Decyzja o zwieszeniu strajku przez ZNP to próba ratowania wizerunku nauczycieli, a przede wszystkim przewodniczącego Sławomira Broniarza przed klęską, którą poniósł – stwierdziła wiceminister sportu i turystyki Anna Krupa komentując decyzję władz ZNP o zawieszeniu strajku do września.
Jak dodała, gra polityczna prowadzona przez przewodniczącego Broniarza i Grzegorza Schetynę nie przyniosła rezultatu. Jak się okazało kolejni nauczyciele rezygnowali z protestu wracając do pracy. Strajk nie przyniósł efektu, dlatego władze ZNP zdecydowały o jego przerwaniu.
Wiceminister podkreśliła, że od początku protest miał charakter polityczny. Organizatorom nie zależało na rozwiązaniu problemów oświatowych, ale na zaistnieniu przed wyborami. Nie chcieli dyskutować o propozycjach rządowych, ani uczestniczyć w obradach „okrągłego stołu”, a ich zakładnikami stali się uczniowie. Zostali wykorzystani jako tarcze ZNP. Na szczęście Sejm przyjął nowelizację prawa oświatowego, która w sytuacji strajku nauczycieli umożliwia klasyfikowanie uczniów przez dyrektora lub osobę wyznaczoną przez samorząd.

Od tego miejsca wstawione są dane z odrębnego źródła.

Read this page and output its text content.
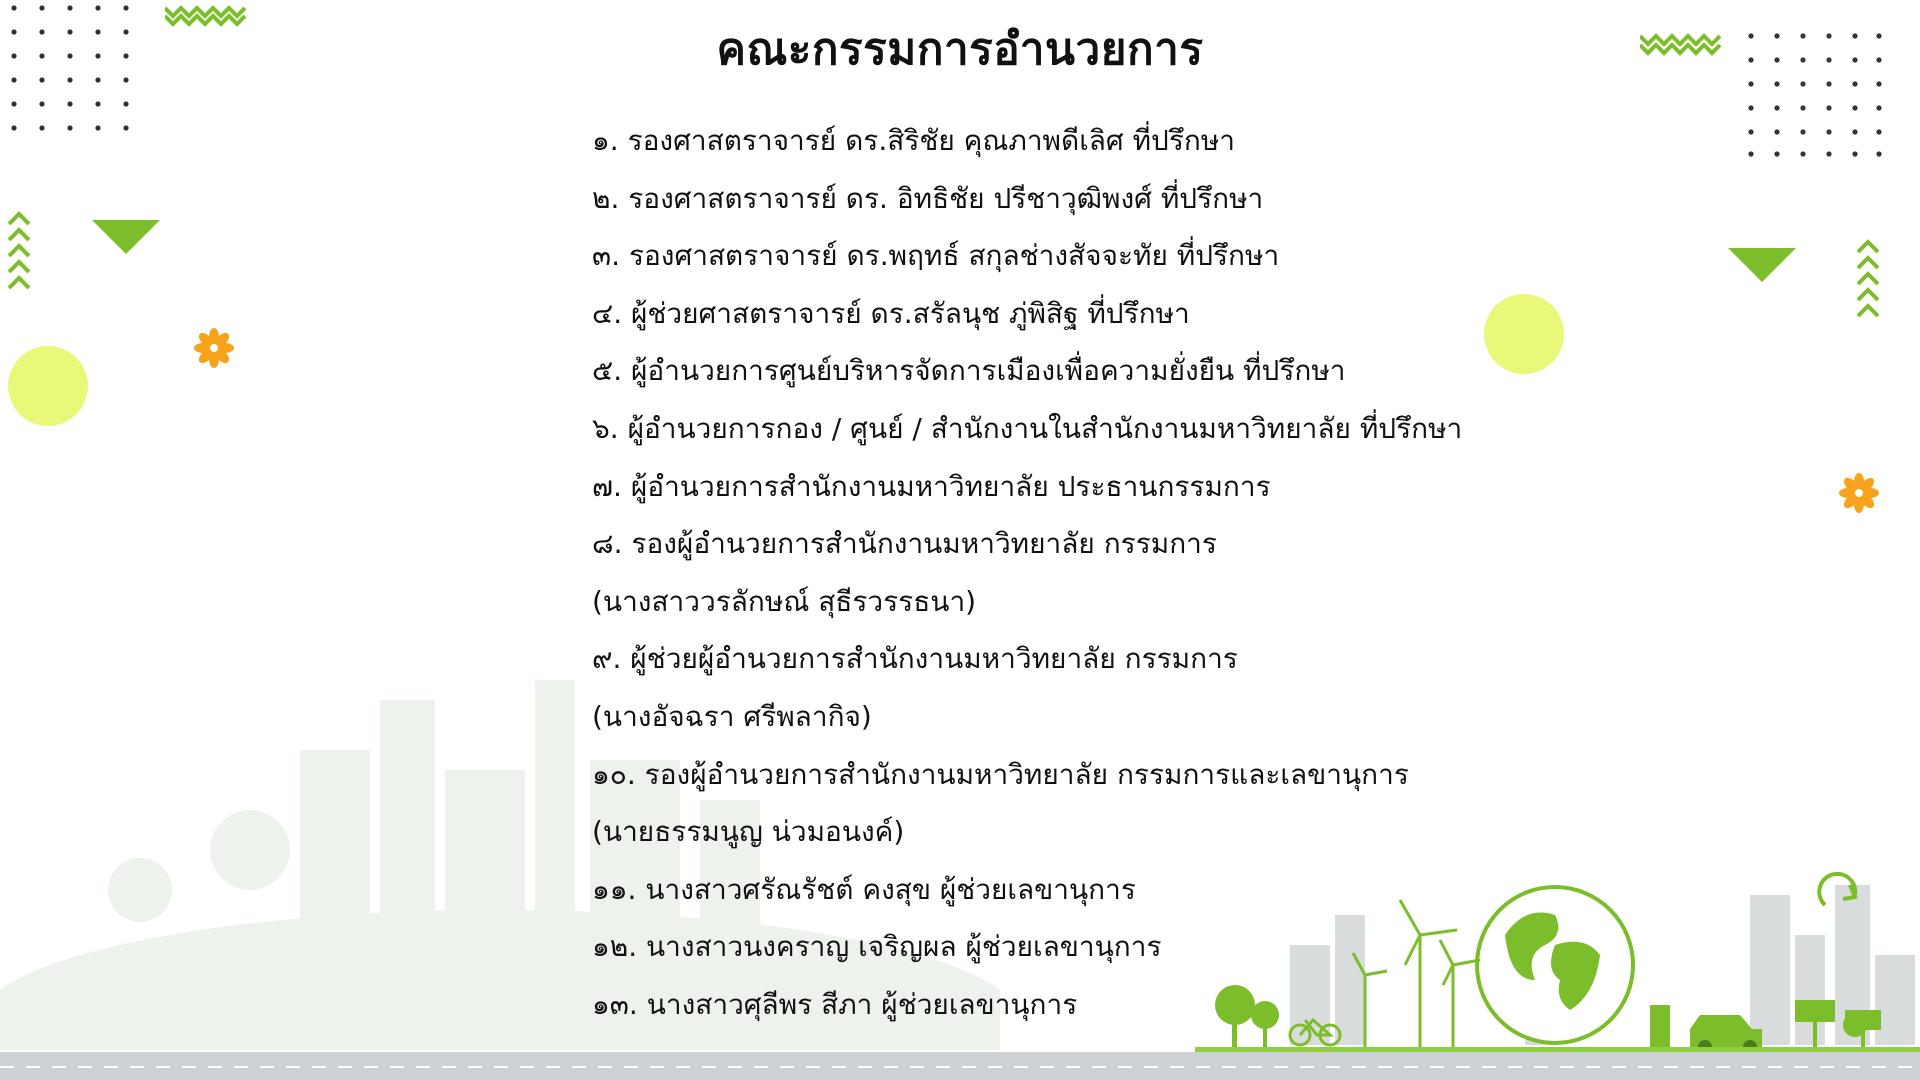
คณะกรรมการอำนวยการ
๑. รองศาสตราจารย์ ดร.สิริชัย คุณภาพดีเลิศ ที่ปรึกษา
๒. รองศาสตราจารย์ ดร. อิทธิชัย ปรีชาวุฒิพงศ์ ที่ปรึกษา
๓. รองศาสตราจารย์ ดร.พฤทธ์ สกุลช่างสัจจะทัย ที่ปรึกษา
๔. ผู้ช่วยศาสตราจารย์ ดร.สรัลนุช ภู่พิสิฐ ที่ปรึกษา
๕. ผู้อำนวยการศูนย์บริหารจัดการเมืองเพื่อความยั่งยืน ที่ปรึกษา
๖. ผู้อำนวยการกอง / ศูนย์ / สำนักงานในสำนักงานมหาวิทยาลัย ที่ปรึกษา
๗. ผู้อำนวยการสำนักงานมหาวิทยาลัย ประธานกรรมการ
๘. รองผู้อำนวยการสำนักงานมหาวิทยาลัย กรรมการ
(นางสาววรลักษณ์ สุธีรวรรธนา)
๙. ผู้ช่วยผู้อำนวยการสำนักงานมหาวิทยาลัย กรรมการ
(นางอัจฉรา ศรีพลากิจ)
๑๐. รองผู้อำนวยการสำนักงานมหาวิทยาลัย กรรมการและเลขานุการ
(นายธรรมนูญ น่วมอนงค์)
๑๑. นางสาวศรัณรัชต์ คงสุข ผู้ช่วยเลขานุการ
๑๒. นางสาวนงคราญ เจริญผล ผู้ช่วยเลขานุการ
๑๓. นางสาวศุลีพร สีภา ผู้ช่วยเลขานุการ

To gwarantuje, że maturzyści zostaną dopuszczeni do egzaminu dojrzałości. Minister odnosząc się do rozpoczynającego się w południe na Stadionie Narodowym w Warszawie „okrągłego stołu” oświatowego powiedziała że to kolejny przykład, że rząd chce dyskutować o problemach oświaty. Poruszone zostaną cztery tematy dotyczące uczniów, nauczycieli, jakości kształcenia i nowoczesnej szkoły. Chcemy rozwijać i systemowo reformować edukacje słuchając opinii nauczycieli, rodziców i uczniów.
Anna Krupka przypomniała że efektem rozmów z przedstawicielami związków zawodowych są podwyżki płac dla nauczycieli wynoszące w sumie około 21 procent.